An embassy move would be a “red line” for Jordan, would “inflame the Islamic and Arab streets” and would serve as a “gift to extremists,” he said, adding that Jordan would use all possible political and diplomatic means to prevent such a decision.
The US considers pro-Western Jordan an important ally in a turbulent Mideast. The Hashemite kingdom is a key member of a US-led military coalition against Islamic State extremists in neighboring Syria and Iraq, and maintains discreet security ties with Israel.
Jordan also has a stake in Jerusalem, serving as custodian of the Temple Mount holy site, revered by both Muslims and Jews.
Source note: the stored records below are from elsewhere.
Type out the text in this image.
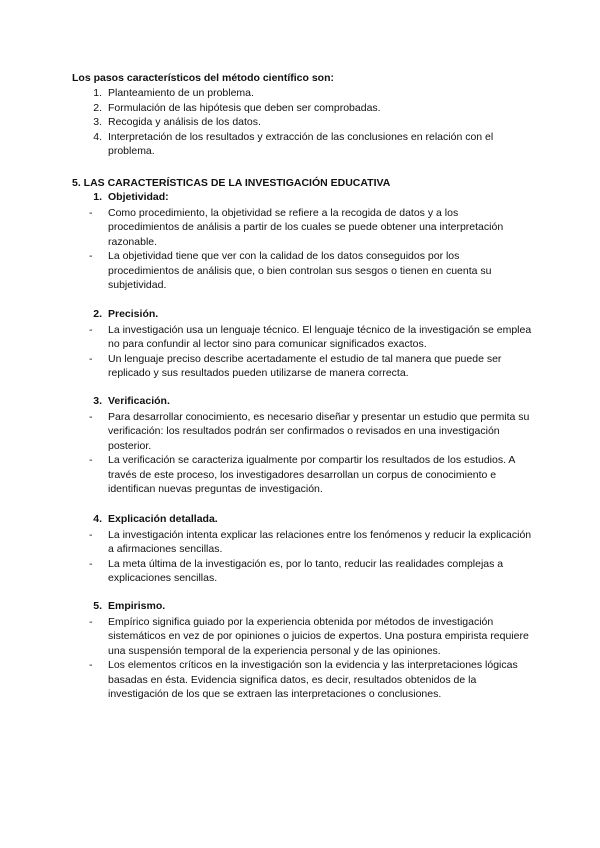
Los pasos característicos del método científico son:
1. Planteamiento de un problema.
2. Formulación de las hipótesis que deben ser comprobadas.
3. Recogida y análisis de los datos.
4. Interpretación de los resultados y extracción de las conclusiones en relación con el problema.
5. LAS CARACTERÍSTICAS DE LA INVESTIGACIÓN EDUCATIVA
1. Objetividad:
-	Como procedimiento, la objetividad se refiere a la recogida de datos y a los procedimientos de análisis a partir de los cuales se puede obtener una interpretación razonable.
-	La objetividad tiene que ver con la calidad de los datos conseguidos por los procedimientos de análisis que, o bien controlan sus sesgos o tienen en cuenta su subjetividad.
2. Precisión.
-	La investigación usa un lenguaje técnico. El lenguaje técnico de la investigación se emplea no para confundir al lector sino para comunicar significados exactos.
-	Un lenguaje preciso describe acertadamente el estudio de tal manera que puede ser replicado y sus resultados pueden utilizarse de manera correcta.
3. Verificación.
-	Para desarrollar conocimiento, es necesario diseñar y presentar un estudio que permita su verificación: los resultados podrán ser confirmados o revisados en una investigación posterior.
-	La verificación se caracteriza igualmente por compartir los resultados de los estudios. A través de este proceso, los investigadores desarrollan un corpus de conocimiento e identifican nuevas preguntas de investigación.
4. Explicación detallada.
-	La investigación intenta explicar las relaciones entre los fenómenos y reducir la explicación a afirmaciones sencillas.
-	La meta última de la investigación es, por lo tanto, reducir las realidades complejas a explicaciones sencillas.
5. Empirismo.
-	Empírico significa guiado por la experiencia obtenida por métodos de investigación sistemáticos en vez de por opiniones o juicios de expertos. Una postura empirista requiere una suspensión temporal de la experiencia personal y de las opiniones.
-	Los elementos críticos en la investigación son la evidencia y las interpretaciones lógicas basadas en ésta. Evidencia significa datos, es decir, resultados obtenidos de la investigación de los que se extraen las interpretaciones o conclusiones.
Israel captured East Jerusalem from Jordan in 1967 and annexed it to its capital. The Palestinians want to establish the capital of a future state in the city’s eastern sector. Addressing the conflicting claims in the city would be central to any renewed Israeli-Palestinian negotiations on the terms of Palestinian statehood.
Palestinian negotiator Saeb Erekat has said he will resign, the peace process will be over for ever, the PLO will revoke its recognition of Israel and the US will be forced by Arab public opinion to close all its embassies in the Arab world if the Trump administration moves the embassy from Tel Aviv to Jerusalem.
Much of the world has not recognized Israel’s annexation of East Jerusalem and most countries, including the United States, maintain their embassies in Tel Aviv, Israel’s vibrant commercial center and seaside metropolis.
Momani, the Jordanian minister, said that moving the US Embassy to Jerusalem “will have catastrophic implications on several levels, including the regional situation.” He said countries in the region would likely “think about different things and steps they should take in order to stop this from happening.”
“It will definitely affect the bilateral relationship between countries in the region, including Jordan, and the parties that will be related to such a decision,” he said.
Trump said during the presidential campaign that he intended to move the US Embassy to Jerusalem.
According to reports, Trump’s advisers are already in the process of planning the relocation. Campaign manager and soon-to-be White House counselor Kellyanne Conway last month said relocating the embassy was “a very big priority” for the president-elect.
Trump’s choice for US ambassador in Israel, David Friedman, a vocal supporter and even donor to Israeli settlements in the West Bank, said he expected to carry out his duties in “Israel’s eternal capital, Jerusalem.”
On Tuesday, three US senators introduced legislation that would commit Washington to moving the embassy to the Israeli capital.
Texas Sen. Ted Cruz (R), Florida Sen. Marco Rubio (R) and Nevada Sen. Dean Heller (R) proposed the Jerusalem Embassy and Recognition Act on Tuesday, the first day the new Congress convened on Capitol Hill as Republicans prepare to control the White House, Senate and House of Representatives for the first time since 2007.
The measure is similar to a 1995 resolution, led by former House speaker and current Trump confidant Newt Gingrich, that called for moving the embassy. It was immediately dismissed by then-president Bill Clinton, who wanted the future status of Jerusalem settled in final negotiations between Israelis and Palestinians.
Clinton and his two successors — presidents George W. Bush and Barack Obama — have repeatedly used the prerogative granted them to delay implementation of that Congressional demand to move the embassy.
But with an incoming president who has indicated he will break with these practices, those pushing for the relocation believe the White House may no longer be an obstacle.